The loss for the second quarter, ended July 4, 2015, compares to a profit before tax of $53 million for the second quarter of 2014. For the first two quarters of 2015, the Canada Post segment reported a loss before tax of $7 million compared to a profit before tax of $26 million for the same period in 2014.
In the first half of 2015, Transaction Mail volumes (letters, bills and statements) fell by 102 million pieces or 7.2 per cent1 compared to the first half of 2014. That rate of decline is higher than in the first six months of any year since mail volumes peaked in 2006. In the second quarter, volumes fell by 63 million pieces or 6.5 per cent compared to the same period a year ago. The ongoing volume erosion reflects Canadians' changing needs for postal service, and is the rationale for initiatives contained in the Five-point Action Plan that will achieve substantial operational savings.

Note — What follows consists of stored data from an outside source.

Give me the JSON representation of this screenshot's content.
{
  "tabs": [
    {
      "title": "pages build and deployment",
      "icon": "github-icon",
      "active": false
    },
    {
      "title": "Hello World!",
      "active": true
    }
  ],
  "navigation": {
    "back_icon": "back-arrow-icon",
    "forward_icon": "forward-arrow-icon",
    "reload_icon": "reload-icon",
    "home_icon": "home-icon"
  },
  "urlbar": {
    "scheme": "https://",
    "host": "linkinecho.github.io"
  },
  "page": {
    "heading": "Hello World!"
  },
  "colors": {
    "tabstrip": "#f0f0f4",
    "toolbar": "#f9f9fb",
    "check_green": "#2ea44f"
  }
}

Significant volatility in employee benefit expenses continues to pose challenges. The cost of employee benefits for the Canada Post segment rose by $59 million in the second quarter and by $129 million in the first two quarters, compared to the same period a year ago. This is the result of a decrease in the discount rates used to calculate benefit plan costs in 2015, partially offset by strong pension returns in 2014. Employee benefit expenses are expected to remain higher throughout 2015 when compared to 2014.
Strong Parcels results
For the Canada Post segment, parcel volumes increased by more than two million pieces or 6.5 per cent in the second quarter, and by almost seven million pieces or 6.5 per cent1 in the first two quarters, compared to the same period in 2014. Canada Post's innovative solutions for e-tailers and consumers and reliable on-time delivery also continue to drive growth in Parcels revenue. Parcels revenue for the Canada Post segment increased by $17 million or 4.8 per cent to $370 million in the second quarter and by $56 million or 5.5 per cent1 in the first two quarters, compared to the same period a year ago.
Transaction Mail results
Transaction Mail generates slightly more than half of the Canada Post segment's revenue. Revenue from Transaction Mail fell by $44 million or 5.4 per cent to $779 million in the second quarter compared to the same period in 2014. In the first two quarters of 2015, Transaction Mail revenue increased by $68 million or 1.8 per cent1 compared to the same period a year ago. Revenue from Domestic Lettermail, the largest product category of Transaction Mail, fell by $35 million or 4.7 per cent in the second quarter and rose by $72 million or 2.5 per cent1 in the first two quarters of 2015, compared to the same period a year ago.
Direct Marketing results
Revenue from Direct Marketing fell by $12 million to $297 million and volumes fell by 17 million pieces in the second quarter compared to the same period a year ago. In the first two quarters of 2015, revenue fell by 2.5 per cent1 and volumes fell by 1.2 per cent1 compared to the same period a year ago.
Group of Companies
The Canada Post Group of Companies2 reported a loss before tax of $4 million in the second quarter of 2015 compared to a profit before tax of $86 million in the same period in 2014. For the first two quarters of 2015, the Group of Companies recorded a profit before tax of $18 million compared to a profit before tax of $49 million in the first two quarters of 2014.
To read the full report in PDF, visit canadapost.ca/aboutus and select "Financial Reports" from the Corporate menu.
Background
The operations of the Canada Post Group of Companies are funded by the revenue generated by the sale of its products and services, not taxpayer dollars. Canada Post has a mandate from the Government of Canada to remain financially self-sufficient and to provide a standard of postal service that is affordable and meets the needs of the people of Canada.
1. Variance percentages of revenue, cost of operations and volume were adjusted to reflect the impact of three additional business (trading) days and four additional paid days in the first half of 2015, compared to the first half of 2014.
2. The Canada Post Group of Companies consists of the core Canada Post segment and its three non-wholly owned principal subsidiaries, Purolator Holdings Ltd., SCI Group Inc. and Innovapost Inc.